Clinton promised a wide-ranging commitment to the Philippines from military to economic cooperation, saying that the United States wanted to update its historic alliances to meet the “new challenges” of the 21st century.
“We must ensure that this alliance remains strong, capable of delivering results for the people of the Philippines and the United States and our neighbours throughout the Pacific,” Clinton said.
Speaking later at a news conference, Clinton put the alliance in terms that many Filipinos might better appreciate -- praising boxing champion Manny Pacquiao, affectionately known in his native land as Pacman.
“I am a major Pacman fan,” Clinton said. “In the spirit of the sport and his success, let me say, the United States will always be in the corner of the Philippines and we will stand and fight with you.”
Clinton only indirectly mentioned China, which the Philippines and Vietnam accuse of increasingly aggressive tactics in the South China Sea, and said that the United States did not take any position on territorial disputes.
But Clinton referred to the South China Sea by her hosts’ preferred name -- the West Philippine Sea -- and said that the United States wanted to assist Manila in defending its maritime boundaries.
At a later question and answer session with young Filipinos broadcast on national television, Clinton sought to further reassure the Philippines that the United States would not retreat amid China’s growing power in the region.
“When we work with China we are very forthright with them in saying where we agree or where we don’t agree,” she said.
“It is important for the United States to assert that we are a Pacific power.
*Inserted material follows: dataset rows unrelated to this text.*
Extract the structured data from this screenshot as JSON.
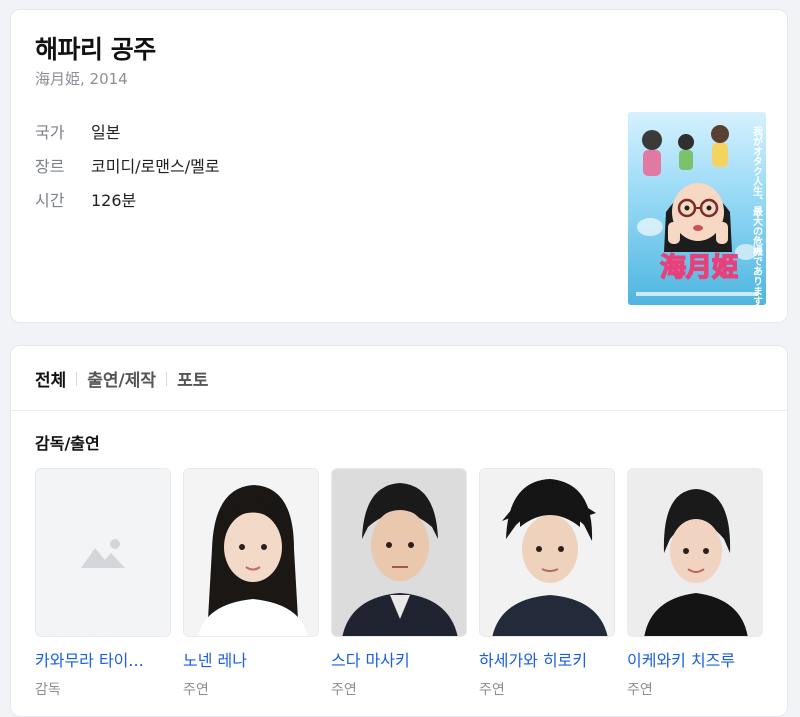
{
  "movie": {
    "title": "해파리 공주",
    "subtitle": "海月姫, 2014",
    "info": [
      {
        "key": "국가",
        "value": "일본"
      },
      {
        "key": "장르",
        "value": "코미디/로맨스/멜로"
      },
      {
        "key": "시간",
        "value": "126분"
      }
    ],
    "poster": {
      "caption_main": "海月姫",
      "caption_side": "我がオタク人生、最大の危機であります!!"
    }
  },
  "tabs": [
    {
      "label": "전체",
      "active": true
    },
    {
      "label": "출연/제작",
      "active": false
    },
    {
      "label": "포토",
      "active": false
    }
  ],
  "cast_section": {
    "heading": "감독/출연",
    "people": [
      {
        "name": "카와무라 타이...",
        "role": "감독",
        "photo": "placeholder"
      },
      {
        "name": "노넨 레나",
        "role": "주연",
        "photo": "photo"
      },
      {
        "name": "스다 마사키",
        "role": "주연",
        "photo": "photo"
      },
      {
        "name": "하세가와 히로키",
        "role": "주연",
        "photo": "photo"
      },
      {
        "name": "이케와키 치즈루",
        "role": "주연",
        "photo": "photo"
      }
    ]
  },
  "colors": {
    "link": "#1a5ee6",
    "muted": "#8a8f96",
    "background": "#f1f3f6"
  }
}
We are going to be maintaining a strong presence in the Pacific.”
Philippine Foreign Secretary Alberto Del Rosario, speaking alongside Clinton on the USS Fitzgerald, said that Clinton’s visit and the accompanying joint statement sent a strong signal on the territorial disputes.
The statement “attests to the vitality of our alliance, especially at a time when the Philippines is facing challenges on its territorial integrity in the West Philippine Sea”, he said.
The joint declaration between the two countries marking 60 years of relations also called for “freedom of navigation, unimpeded lawful commerce and transit of people across the seas”.
The U.S. military presence is sensitive in the Philippines due to the colonial legacy, and a small number of left-wing activists protested against Clinton’s visit, accusing the United States of using the country for its own ends.
But amid the disputes with China, President Benigno Aquino has called for expanded military cooperation with the United States that is focused mainly on containing Islamic extremists in the remote southern Philippines.
Clinton later entered talks with Aquino, who is working to upgrade the Philippines’ notoriously outdated military that features a navy made up mostly of retrofitted World War II-era ships from the United States.
Clinton also signed a pact bringing the Philippines into an initiative called the Partnership for Growth, which directs the US government to find ways to boost trade and investment with the next round of emerging economic powers.
Clinton headed on Wednesday afternoon to Thailand -- the other treaty-bound U.S. ally in Southeast Asia -- in a show of support for Prime Minister Yingluck Shinawatra as she faces the daunting task of major floods.
Yingluck is the sister of former prime minister Thaksin Shinawatra, who was ousted in a 2006 coup that set off chaos in the kingdom. Washington has been concerned that instability in its oldest Asian ally would pose new challenges for its Asia policy.